En ou​​​​​​​tre, la prolongation de la période d’inscription aux concours est un véritable aveu d’échec pour le « choc d’attractivité » du métier imaginé par le gouvernement. Le concours spécial proposé aux non-titulaires, aux conditions trop restrictives, ne sera pas non plus de nature à réduire la précarité ni à renforcer le service public dans les établissements scolaires.

Au-delà des effets d’annonce, la réalité nous montre chaque jour que les collèges et lycées doivent arbitrer dans leurs dépenses et mettre en question des projets pédagogiques face à l’inflation. Si nous voulons continuer à faire fonctionner dignement nos établissements et nos projets pédagogiques, il est nécessaire que le gouvernement abonde le budget de l’éducation nationale et des collectivités territoriales compétentes. Des sources de financement existent, qu’elles soit prises sur les super-profits ou sur les dotations aux écoles privées sous contrat. Les dernières publications officielles soulignent combien les inégalités sociales se creusent entre le public et le privé. Près de 40 ans après les manifestations de défense de l’enseignement privé, la question du dualisme scolaire se pose avec de plus en plus d’importance.
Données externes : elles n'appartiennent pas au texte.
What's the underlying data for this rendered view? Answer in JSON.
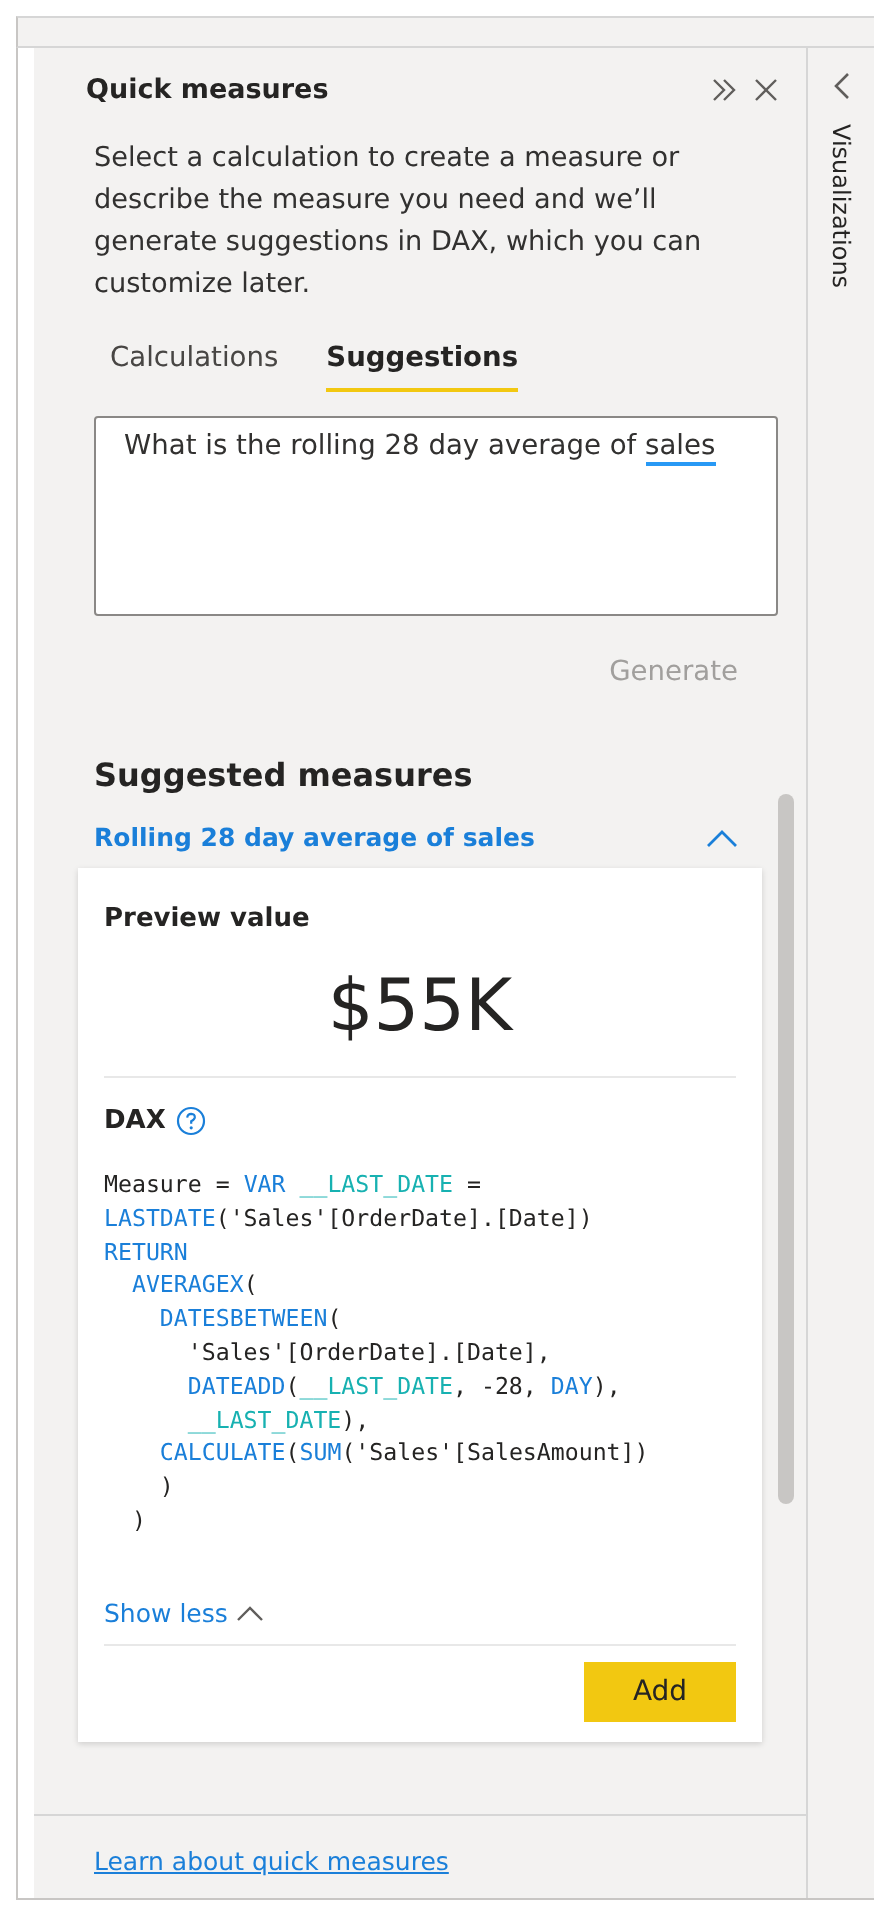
{
  "panel": {
    "title": "Quick measures",
    "description": "Select a calculation to create a measure or describe the measure you need and we’ll generate suggestions in DAX, which you can customize later.",
    "tabs": [
      {
        "label": "Calculations",
        "selected": false
      },
      {
        "label": "Suggestions",
        "selected": true
      }
    ],
    "question": {
      "segments": [
        {
          "text": "What is the rolling 28 day average of ",
          "flagged": false
        },
        {
          "text": "sales",
          "flagged": true
        }
      ]
    },
    "generate_button": {
      "label": "Generate",
      "disabled": true
    },
    "suggested_heading": "Suggested measures",
    "suggestion": {
      "title": "Rolling 28 day average of sales",
      "expanded": true,
      "preview_label": "Preview value",
      "preview_value": "$55K",
      "dax_heading": "DAX",
      "code_lines": [
        [
          {
            "text": "Measure = ",
            "kind": "plain"
          },
          {
            "text": "VAR ",
            "kind": "keyword"
          },
          {
            "text": "__LAST_DATE",
            "kind": "variable"
          },
          {
            "text": " =",
            "kind": "plain"
          }
        ],
        [
          {
            "text": "LASTDATE",
            "kind": "keyword"
          },
          {
            "text": "('Sales'[OrderDate].[Date])",
            "kind": "plain"
          }
        ],
        [
          {
            "text": "RETURN",
            "kind": "keyword"
          }
        ],
        [
          {
            "text": "  AVERAGEX",
            "kind": "keyword"
          },
          {
            "text": "(",
            "kind": "plain"
          }
        ],
        [
          {
            "text": "    DATESBETWEEN",
            "kind": "keyword"
          },
          {
            "text": "(",
            "kind": "plain"
          }
        ],
        [
          {
            "text": "      'Sales'[OrderDate].[Date],",
            "kind": "plain"
          }
        ],
        [
          {
            "text": "      DATEADD",
            "kind": "keyword"
          },
          {
            "text": "(",
            "kind": "plain"
          },
          {
            "text": "__LAST_DATE",
            "kind": "variable"
          },
          {
            "text": ", -28, ",
            "kind": "plain"
          },
          {
            "text": "DAY",
            "kind": "keyword"
          },
          {
            "text": "),",
            "kind": "plain"
          }
        ],
        [
          {
            "text": "      __LAST_DATE",
            "kind": "variable"
          },
          {
            "text": "),",
            "kind": "plain"
          }
        ],
        [
          {
            "text": "    CALCULATE",
            "kind": "keyword"
          },
          {
            "text": "(",
            "kind": "plain"
          },
          {
            "text": "SUM",
            "kind": "keyword"
          },
          {
            "text": "('Sales'[SalesAmount])",
            "kind": "plain"
          }
        ],
        [
          {
            "text": "    )",
            "kind": "plain"
          }
        ],
        [
          {
            "text": "  )",
            "kind": "plain"
          }
        ]
      ],
      "show_less": "Show less",
      "add_button": "Add"
    },
    "footer_link": "Learn about quick measures"
  },
  "side_pane": {
    "title": "Visualizations"
  }
}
Au-delà, la question de la mixité sociale dans nos collèges pose celle de la société dans laquelle nous voulons vivre.

La réforme du lycée professionnel est à l’image des choix inégalitaires opérés par le gouvernement. Elle révèle l’optique libérale d’une école de plus en plus ouverte à l’emprise du privé sur la formation des jeunes, bientôt anticipée dès le collège. Elle signe le renoncement à l’ambition scolaire et à l’élévation du niveau de qualification de toute la jeunesse. Le SNES, au côté du SNUEP, doit dénoncer cette dérive et réaffirmer ses mandats d’une école pour toutes et tous jusqu’à 18 ans. 

Action : « Rien ne sert de courir, il faut partir à point ».

Il ne faut plus plus réagir, il faut agir…

– Nous devons être à l’offensive sur les questions de droits des étrangèr·es et sur le droit des femmes, sur l’écologie. Cela doit être le cas dans la rue et dans les réflexions que nous menons sur nos métiers. ​​Les modifications des programmes qui arrivent nous y obligent de fait. Nous devons continuer à soutenir les collectifs PJC, Visa et collectifs droits des femmes.  Nous devons travailler à investir localement les luttes féministes pour des 25 novembre et 8 mars réussis partout.

– Il nous faut anticiper l’attaque sur les retraites, sans oublier que la Sécu est en ligne de mire du marché, qui lorgne sur les richesses que constituent ce bien commun.

– Les services publics doivent être sanctuarisés et protégés de la soif de profit, cela passe par une neutralité absolue quant au prosélytisme du néo-libéralisme dans l’école, par le biais de la formation (des enseignant·es et élèves), de l’orientation, de certaines activités pédagogiques, etc. Nous devons ainsi appeler à refuser ces entailles qui se font localement et à bas bruit.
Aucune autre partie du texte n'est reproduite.